In totaal zegt ongeveer driekwart van de volwassenen dat ze minstens een deel van de tijd hebben besloten iets niet te delen op sociale media omdat ze geen verkeerde informatie wilden verspreiden, waaronder ongeveer de helft die dat meestal doet. Vergelijkbare percentages controleren regelmatig de bronnen van het nieuws dat ze tegenkomen en controleren andere informatiebronnen om er zeker van te zijn dat ze geen verkeerde informatie tegenkomen.
Slechts 28% van de Amerikanen raadpleegt “meestal” fact-checking sites of tools, hoewel nog eens 35% dat soms doet. Ongeveer een derde zegt dit bijna nooit of nooit te doen.

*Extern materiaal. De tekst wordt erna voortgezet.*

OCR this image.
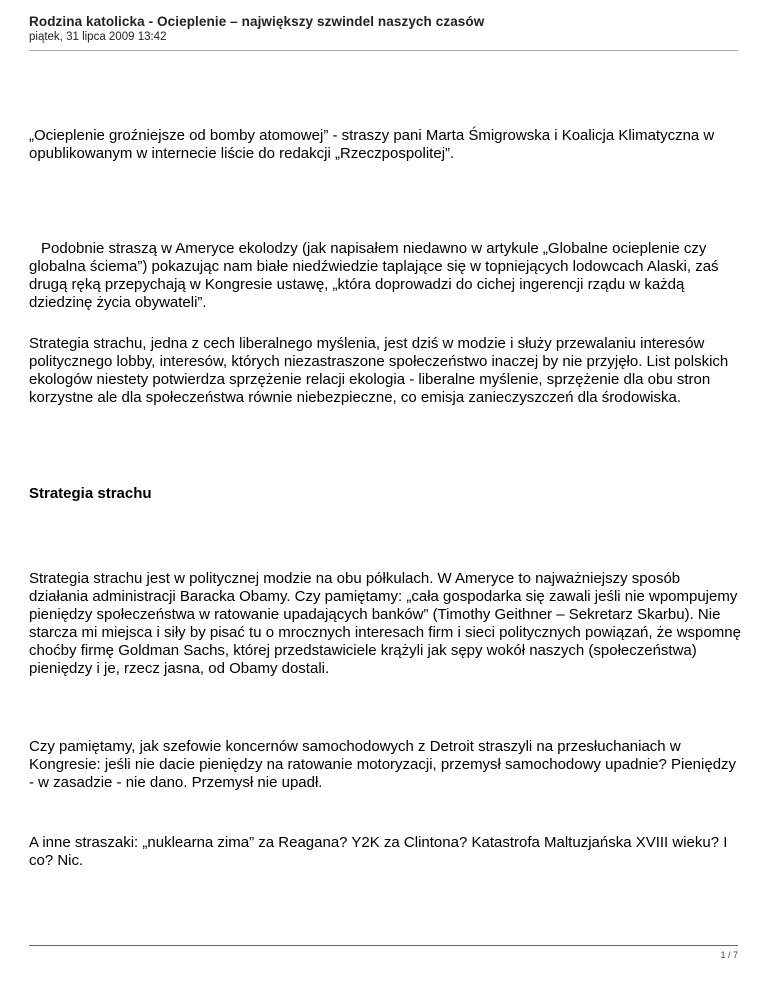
Rodzina katolicka - Ocieplenie – największy szwindel naszych czasów
piątek, 31 lipca 2009 13:42

„Ocieplenie groźniejsze od bomby atomowej” - straszy pani Marta Śmigrowska i Koalicja Klimatyczna w opublikowanym w internecie liście do redakcji „Rzeczpospolitej”.

Podobnie straszą w Ameryce ekolodzy (jak napisałem niedawno w artykule „Globalne ocieplenie czy globalna ściema”) pokazując nam białe niedźwiedzie taplające się w topniejących lodowcach Alaski, zaś drugą ręką przepychają w Kongresie ustawę, „która doprowadzi do cichej ingerencji rządu w każdą dziedzinę życia obywateli”.

Strategia strachu, jedna z cech liberalnego myślenia, jest dziś w modzie i służy przewalaniu interesów politycznego lobby, interesów, których niezastraszone społeczeństwo inaczej by nie przyjęło. List polskich ekologów niestety potwierdza sprzężenie relacji ekologia - liberalne myślenie, sprzężenie dla obu stron korzystne ale dla społeczeństwa równie niebezpieczne, co emisja zanieczyszczeń dla środowiska.

Strategia strachu

Strategia strachu jest w politycznej modzie na obu półkulach. W Ameryce to najważniejszy sposób działania administracji Baracka Obamy. Czy pamiętamy: „cała gospodarka się zawali jeśli nie wpompujemy pieniędzy społeczeństwa w ratowanie upadających banków” (Timothy Geithner – Sekretarz Skarbu). Nie starcza mi miejsca i siły by pisać tu o mrocznych interesach firm i sieci politycznych powiązań, że wspomnę choćby firmę Goldman Sachs, której przedstawiciele krążyli jak sępy wokół naszych (społeczeństwa) pieniędzy i je, rzecz jasna, od Obamy dostali.

Czy pamiętamy, jak szefowie koncernów samochodowych z Detroit straszyli na przesłuchaniach w Kongresie: jeśli nie dacie pieniędzy na ratowanie motoryzacji, przemysł samochodowy upadnie? Pieniędzy - w zasadzie - nie dano. Przemysł nie upadł.

A inne straszaki: „nuklearna zima” za Reagana? Y2K za Clintona? Katastrofa Maltuzjańska XVIII wieku? I co? Nic.

1 / 7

“Mijn Facebook-pagina staat vol met dit spul. Ik zie het op TV. Ik zie het overal,” zegt de 63-jarige Democraat Charles Lopez uit de Florida Keys over de verkeerde informatie die hij tegenkomt. “Niemand doet onderzoek om uit te zoeken of iets nep is of niet.”
Of het nu gaat om leugens over de verkiezingen van 2020 of de aanslag van 6 januari 2021 op het Amerikaanse Capitool, COVID-19 samenzweringstheorieën of onjuiste informatie over de invasie van Rusland in Oekraïne, online desinformatie wordt gekoppeld aan de toegenomen politieke polarisatie, dalend vertrouwen in instellingen en zelfs geweld.
De verspreiding van onjuiste informatie in de afgelopen decennia viel samen met de opkomst van sociale media en de afname van traditionele, vaak lokale journalistiek.
De resultaten van de Pearson Institute/AP-NORC poll verbaasden Alex Mahadevan niet, directeur van MediaWise, een initiatief van het Poynter Institute om mensen te wapenen tegen desinformatie.
“Je hebt onzekerheid, polarisatie, de afname van lokaal nieuws: het is een perfecte storm die een vloedgolf van desinformatie heeft veroorzaakt,” zegt Mahadevan.
Volgens Helen Lee Bouygues, oprichter en voorzitter van de in Parijs gevestigde Reboot Foundation, die kritisch denken in het internettijdperk onderzoekt en bevordert, kunnen mensen zichzelf leren hoe ze desinformatie kunnen herkennen en voorkomen dat ze in dubieuze beweringen trappen.
Ten eerste, vertrouw op een verscheidenheid van betrouwbare, gevestigde bronnen voor nieuws en fact checks, zegt Bouygues.
Ze moedigt mensen ook aan om beweringen die lijken te spelen op emoties zoals woede of angst dubbel te controleren, en twee keer na te denken over het opnieuw plaatsen van inhoud die berust op geladen taal, persoonlijke aanvallen of valse vergelijkingen.
“Er zijn stappen die mensen kunnen nemen – eenvoudige stappen – om zichzelf te beschermen,” zegt Bouygues.
Lopez, de respondent uit Florida, zegt dat hij vrienden heeft verloren nadat hij had gereageerd op verkeerde informatie die zij online hadden gezet en dat er nieuwe wetten nodig zijn om techbedrijven te dwingen meer te doen aan het aanpakken van verkeerde informatie. Misschien zal dat gebeuren, zegt hij, als kiezers de mist van desinformatie kunnen doorprikken in de aanloop naar de verkiezingen van volgende maand.
“Je kunt altijd hoop hebben,” zegt Lopez. “We zullen zien wat er gebeurt na deze verkiezingen. Misschien wil je me dan terugbellen.”